But what of Manos' suggestion that it would still be cheaper to put all Greek rail passengers in private cabs instead?
There is a more accurate way of calculating the cost of rail travel than the one originally used by Manos. It gives a picture of the entire network rather than just the route between Athens and Thessaloniki.
Assuming this figure was the same in 2010, when the Greek rail system was making a loss of just over 1bn euros (£804m; $1.3bn) a year, it's costing the Greek railways 0.60 euros per passenger kilometre. Compare that to the UK, where in 2010 it cost 0.30 euros.

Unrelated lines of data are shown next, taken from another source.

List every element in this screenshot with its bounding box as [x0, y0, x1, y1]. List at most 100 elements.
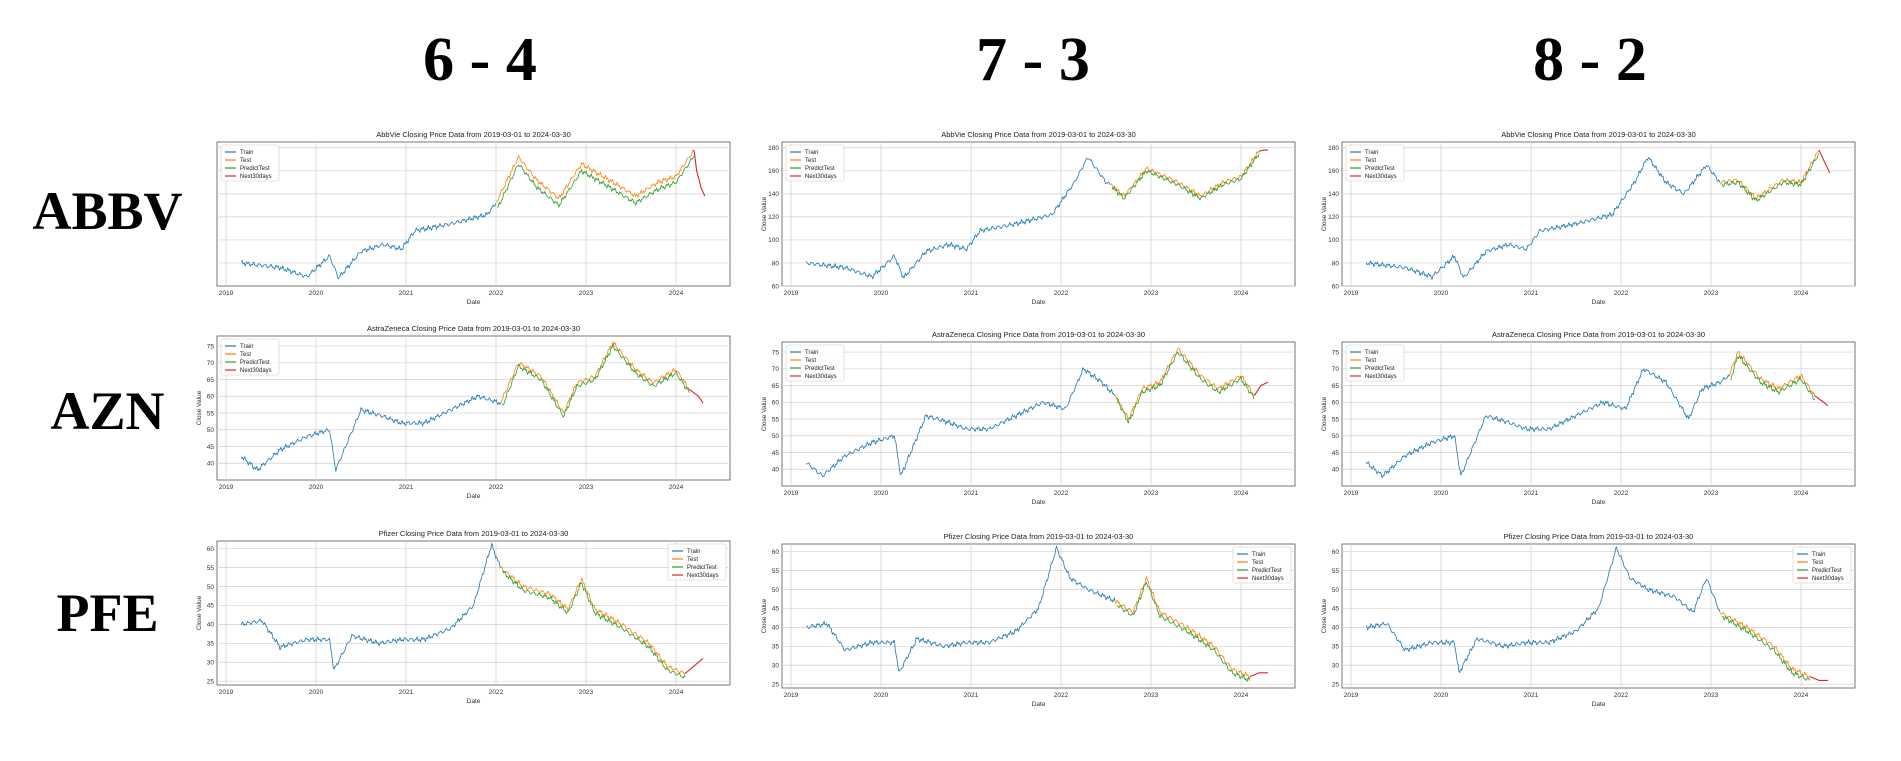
- y-tick-label: 30: [207, 660, 215, 667]
- x-tick-label: 2023: [1704, 490, 1719, 497]
- y-tick-label: 60: [1332, 400, 1340, 407]
- legend-label-next30days: Next30days: [240, 174, 272, 180]
- x-tick-label: 2023: [579, 689, 594, 696]
- y-tick-label: 30: [772, 663, 780, 670]
- y-tick-label: 100: [1328, 237, 1339, 244]
- plot-area: [781, 341, 1296, 487]
- series-line-test: [1728, 351, 1815, 396]
- series-line-train: [240, 543, 501, 670]
- x-tick-label: 2022: [1054, 490, 1069, 497]
- y-tick-label: 50: [1332, 587, 1340, 594]
- x-tick-label: 2019: [219, 484, 234, 491]
- x-tick-label: 2024: [1234, 490, 1249, 497]
- chart-title: AbbVie Closing Price Data from 2019-03-0…: [376, 130, 571, 139]
- chart-pfe-8-2: Pfizer Closing Price Data from 2019-03-0…: [1320, 530, 1865, 720]
- legend-label-train: Train: [805, 150, 818, 156]
- legend-label-train: Train: [687, 549, 700, 555]
- chart-title: AbbVie Closing Price Data from 2019-03-0…: [1501, 130, 1696, 139]
- x-tick-label: 2020: [309, 689, 324, 696]
- chart-pfe-7-3: Pfizer Closing Price Data from 2019-03-0…: [760, 530, 1305, 720]
- x-tick-label: 2019: [1344, 692, 1359, 699]
- series-line-next30days: [1254, 381, 1269, 396]
- y-tick-label: 45: [1332, 606, 1340, 613]
- x-tick-label: 2024: [1794, 692, 1809, 699]
- legend-label-predicttest: PredictTest: [1812, 568, 1842, 574]
- y-tick-label: 55: [207, 565, 215, 572]
- legend-label-train: Train: [1365, 150, 1378, 156]
- y-tick-label: 75: [207, 343, 215, 350]
- series-line-train: [806, 545, 1116, 672]
- x-tick-label: 2022: [1614, 490, 1629, 497]
- series-line-test: [1719, 612, 1811, 679]
- y-tick-label: 70: [772, 366, 780, 373]
- chart-title: Pfizer Closing Price Data from 2019-03-0…: [944, 532, 1134, 541]
- series-line-predicttest: [1116, 582, 1251, 682]
- y-tick-label: 30: [1332, 663, 1340, 670]
- chart-title: AstraZeneca Closing Price Data from 2019…: [367, 324, 580, 333]
- series-line-predicttest: [497, 155, 695, 209]
- x-tick-label: 2022: [1054, 692, 1069, 699]
- y-axis-label: Close Value: [1321, 598, 1328, 633]
- series-line-train: [240, 202, 497, 280]
- legend-label-test: Test: [805, 358, 816, 364]
- legend-label-next30days: Next30days: [805, 174, 837, 180]
- legend-label-predicttest: PredictTest: [805, 366, 835, 372]
- x-tick-label: 2023: [1704, 692, 1719, 699]
- legend-box: [220, 338, 280, 376]
- chart-pfe-6-4: Pfizer Closing Price Data from 2019-03-0…: [195, 527, 740, 717]
- x-axis-label: Date: [1592, 499, 1606, 506]
- series-line-test: [495, 149, 695, 203]
- x-tick-label: 2022: [1054, 290, 1069, 297]
- y-axis-label: Close Value: [761, 396, 768, 431]
- y-axis-label: Close Value: [761, 598, 768, 633]
- y-tick-label: 50: [772, 587, 780, 594]
- y-axis-label: Close Value: [1321, 196, 1328, 231]
- y-tick-label: 180: [768, 145, 779, 152]
- legend-label-predicttest: PredictTest: [687, 565, 717, 571]
- legend-label-predicttest: PredictTest: [240, 166, 270, 172]
- legend-label-predicttest: PredictTest: [1365, 366, 1395, 372]
- y-tick-label: 25: [1332, 682, 1340, 689]
- y-axis-label: Close Value: [761, 196, 768, 231]
- legend-label-train: Train: [1812, 552, 1825, 558]
- x-axis-label: Date: [1032, 499, 1046, 506]
- x-tick-label: 2021: [1524, 692, 1539, 699]
- legend-label-test: Test: [1365, 358, 1376, 364]
- x-axis-label: Date: [467, 299, 481, 306]
- row-header-azn: AZN: [50, 381, 165, 441]
- y-tick-label: 75: [1332, 349, 1340, 356]
- y-tick-label: 55: [207, 410, 215, 417]
- x-tick-label: 2023: [1144, 290, 1159, 297]
- x-tick-label: 2019: [219, 689, 234, 696]
- x-tick-label: 2023: [1144, 490, 1159, 497]
- legend-label-next30days: Next30days: [1365, 374, 1397, 380]
- plot-area: [216, 141, 731, 287]
- series-line-predicttest: [502, 570, 686, 679]
- series-line-predicttest: [1116, 352, 1255, 424]
- legend-box: [1345, 344, 1405, 382]
- y-tick-label: 55: [772, 568, 780, 575]
- x-tick-label: 2020: [309, 290, 324, 297]
- legend-label-train: Train: [1252, 552, 1265, 558]
- x-tick-label: 2019: [219, 290, 234, 297]
- y-tick-label: 25: [772, 682, 780, 689]
- y-tick-label: 35: [207, 641, 215, 648]
- x-tick-label: 2019: [784, 490, 799, 497]
- y-tick-label: 180: [1328, 145, 1339, 152]
- series-line-predicttest: [1721, 616, 1811, 681]
- series-line-predicttest: [1721, 153, 1820, 202]
- series-line-test: [1114, 347, 1255, 420]
- legend-label-test: Test: [805, 158, 816, 164]
- chart-title: AstraZeneca Closing Price Data from 2019…: [932, 330, 1145, 339]
- y-tick-label: 70: [1332, 366, 1340, 373]
- y-tick-label: 40: [207, 622, 215, 629]
- chart-title: Pfizer Closing Price Data from 2019-03-0…: [1504, 532, 1694, 541]
- chart-azn-6-4: AstraZeneca Closing Price Data from 2019…: [195, 322, 740, 512]
- series-line-test: [1114, 576, 1251, 680]
- y-tick-label: 80: [772, 260, 780, 267]
- legend-label-next30days: Next30days: [1812, 576, 1844, 582]
- series-line-next30days: [1818, 149, 1831, 174]
- y-tick-label: 60: [207, 546, 215, 553]
- legend-label-next30days: Next30days: [805, 374, 837, 380]
- y-tick-label: 65: [1332, 383, 1340, 390]
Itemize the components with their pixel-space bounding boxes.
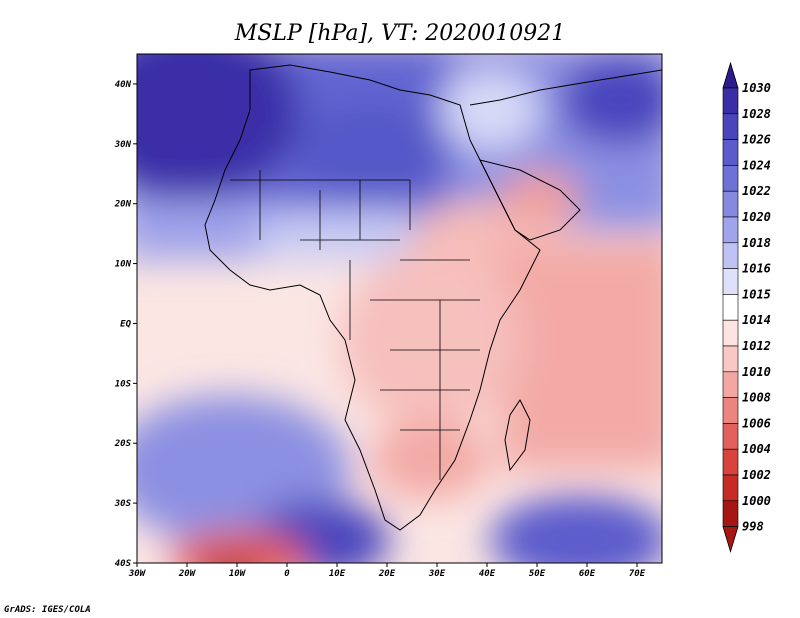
colorbar-swatch [722,319,739,347]
arabia-coastline [479,159,581,241]
eurasia-coastline [469,69,662,106]
lat-tick-label: 20S [114,439,132,449]
colorbar-label: 1022 [742,184,771,198]
colorbar-swatch [722,474,739,502]
lon-tick-label: 30W [128,569,147,579]
colorbar-label: 1026 [742,133,771,147]
colorbar-label: 1015 [742,287,771,301]
lon-tick-label: 20W [178,569,197,579]
lat-tick-label: EQ [120,319,131,329]
pressure-field [137,54,662,563]
lon-tick-label: 30E [428,569,446,579]
colorbar-label: 1012 [742,339,771,353]
colorbar-label: 998 [742,520,764,534]
colorbar-arrow-top [722,61,739,89]
colorbar-swatch [722,113,739,140]
africa-coastline [204,64,541,531]
colorbar-swatch [722,242,739,269]
colorbar: 1030 1028 1026 1024 1022 1020 1018 1016 1015 1014… [722,61,771,553]
lon-tick-label: 50E [529,569,546,579]
lat-tick-label: 10S [115,379,132,389]
lon-tick-label: 60E [579,569,596,579]
lon-tick-label: 70E [629,569,646,579]
lon-tick-label: 40E [479,569,496,579]
map-title: MSLP [hPa], VT: 2020010921 [234,21,565,46]
colorbar-label: 1024 [742,158,771,172]
lat-tick-label: 40S [115,559,132,569]
colorbar-swatch [722,216,739,244]
colorbar-swatch [722,500,739,527]
colorbar-swatch [722,294,739,321]
lon-tick-label: 20E [378,569,396,579]
lat-tick-label: 10N [115,260,132,270]
colorbar-label: 1004 [742,442,771,456]
map-panel [137,54,662,563]
latitude-axis: 40N 30N 20N 10N EQ 10S 20S 30S 40S [114,80,137,569]
lat-tick-label: 20N [114,200,132,210]
colorbar-swatch [722,139,739,166]
colorbar-arrow-bottom [722,526,739,553]
longitude-axis: 30W 20W 10W 0 10E 20E 30E 40E 50E 60E 70E [128,563,646,579]
lat-tick-label: 30N [114,140,132,150]
colorbar-swatch [722,371,739,398]
colorbar-swatch [722,448,739,476]
colorbar-swatch [722,87,739,115]
country-borders [230,170,480,480]
lat-tick-label: 30S [114,499,132,509]
colorbar-label: 1030 [742,81,771,95]
lon-tick-label: 0 [284,569,290,579]
colorbar-label: 1014 [742,313,771,327]
colorbar-label: 1006 [742,416,771,430]
colorbar-swatch [722,165,739,192]
lon-tick-label: 10W [229,569,247,579]
grads-credit: GrADS: IGES/COLA [4,605,91,615]
lat-tick-label: 40N [115,80,132,90]
colorbar-label: 1018 [742,236,771,250]
colorbar-label: 1002 [742,468,771,482]
lon-tick-label: 10E [329,569,346,579]
coastlines [204,64,662,531]
colorbar-swatch [722,423,739,450]
colorbar-label: 1000 [742,494,771,508]
madagascar-coastline [504,399,531,472]
colorbar-swatch [722,190,739,218]
colorbar-label: 1008 [742,391,771,405]
colorbar-label: 1010 [742,365,771,379]
map-frame [136,53,663,564]
colorbar-label: 1028 [742,107,771,121]
colorbar-swatch [722,268,739,295]
colorbar-label: 1016 [742,262,771,276]
colorbar-label: 1020 [742,210,771,224]
colorbar-swatch [722,397,739,424]
colorbar-swatch [722,345,739,373]
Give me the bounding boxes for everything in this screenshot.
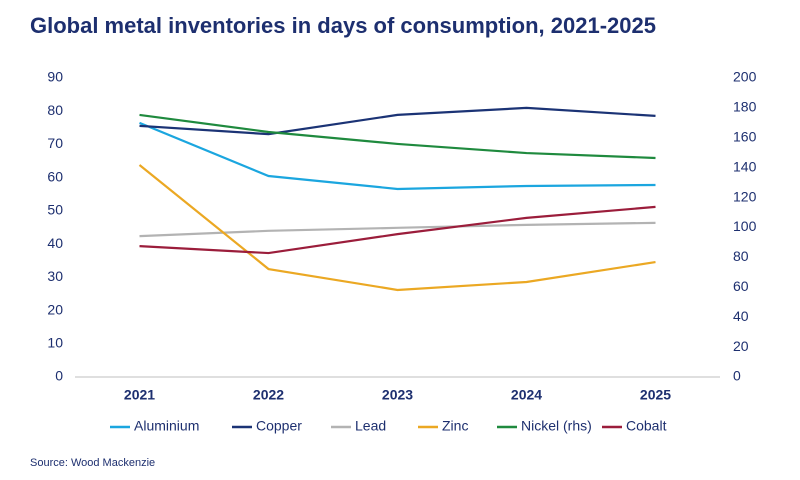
y2-tick-label: 200: [733, 69, 757, 85]
y-tick-label: 50: [47, 202, 63, 218]
legend-label: Lead: [355, 418, 386, 434]
chart-title: Global metal inventories in days of cons…: [30, 13, 656, 38]
y2-tick-label: 140: [733, 158, 757, 174]
y2-tick-label: 160: [733, 129, 757, 145]
series-line: [139, 113, 656, 160]
y-tick-label: 0: [55, 368, 63, 384]
y2-tick-label: 80: [733, 248, 749, 264]
series-line: [139, 221, 656, 238]
legend-label: Copper: [256, 418, 302, 434]
series-line: [139, 205, 656, 255]
y2-tick-label: 100: [733, 218, 757, 234]
y2-tick-label: 120: [733, 188, 757, 204]
legend-label: Zinc: [442, 418, 468, 434]
x-tick-label: 2023: [382, 387, 413, 403]
y-tick-label: 40: [47, 235, 63, 251]
legend-label: Cobalt: [626, 418, 667, 434]
y-tick-label: 60: [47, 168, 63, 184]
series-line: [139, 106, 656, 136]
y-tick-label: 10: [47, 334, 63, 350]
x-tick-label: 2024: [511, 387, 542, 403]
y2-tick-label: 60: [733, 278, 749, 294]
y2-tick-label: 0: [733, 368, 741, 384]
y-tick-label: 20: [47, 301, 63, 317]
y-tick-label: 80: [47, 102, 63, 118]
y2-tick-label: 40: [733, 308, 749, 324]
x-tick-label: 2025: [640, 387, 671, 403]
x-tick-label: 2022: [253, 387, 284, 403]
y-tick-label: 90: [47, 69, 63, 85]
legend-label: Aluminium: [134, 418, 199, 434]
source-note: Source: Wood Mackenzie: [30, 457, 155, 469]
series-line: [139, 121, 656, 191]
y-tick-label: 70: [47, 135, 63, 151]
y2-tick-label: 20: [733, 338, 749, 354]
legend-label: Nickel (rhs): [521, 418, 592, 434]
x-tick-label: 2021: [124, 387, 155, 403]
series-line: [138, 164, 656, 292]
y-tick-label: 30: [47, 268, 63, 284]
y2-tick-label: 180: [733, 99, 757, 115]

According to Greg Moisiadis, a cab driver in Thessaloniki, a cab from Thessaloniki to Athens would cost 700 euros - that's about 1.20 euros a kilometre, double the amount being paid to send people by train, if there is only one person in the taxi.
If four people were to share a taxi, the cost would be 0.30 euros per person per kilometre. Two taxi passengers would cost the same as the train.
Further investigation found that Greg's prices were similar to other cabs on other routes in Greece.
So Mr Manos is correct if there are more than two passengers in each taxi.But either way, the Greek railways are in a pretty awful mess, and while train journeys may cost less than cab journeys, they are more expensive than travel on other forms of public transport, including air.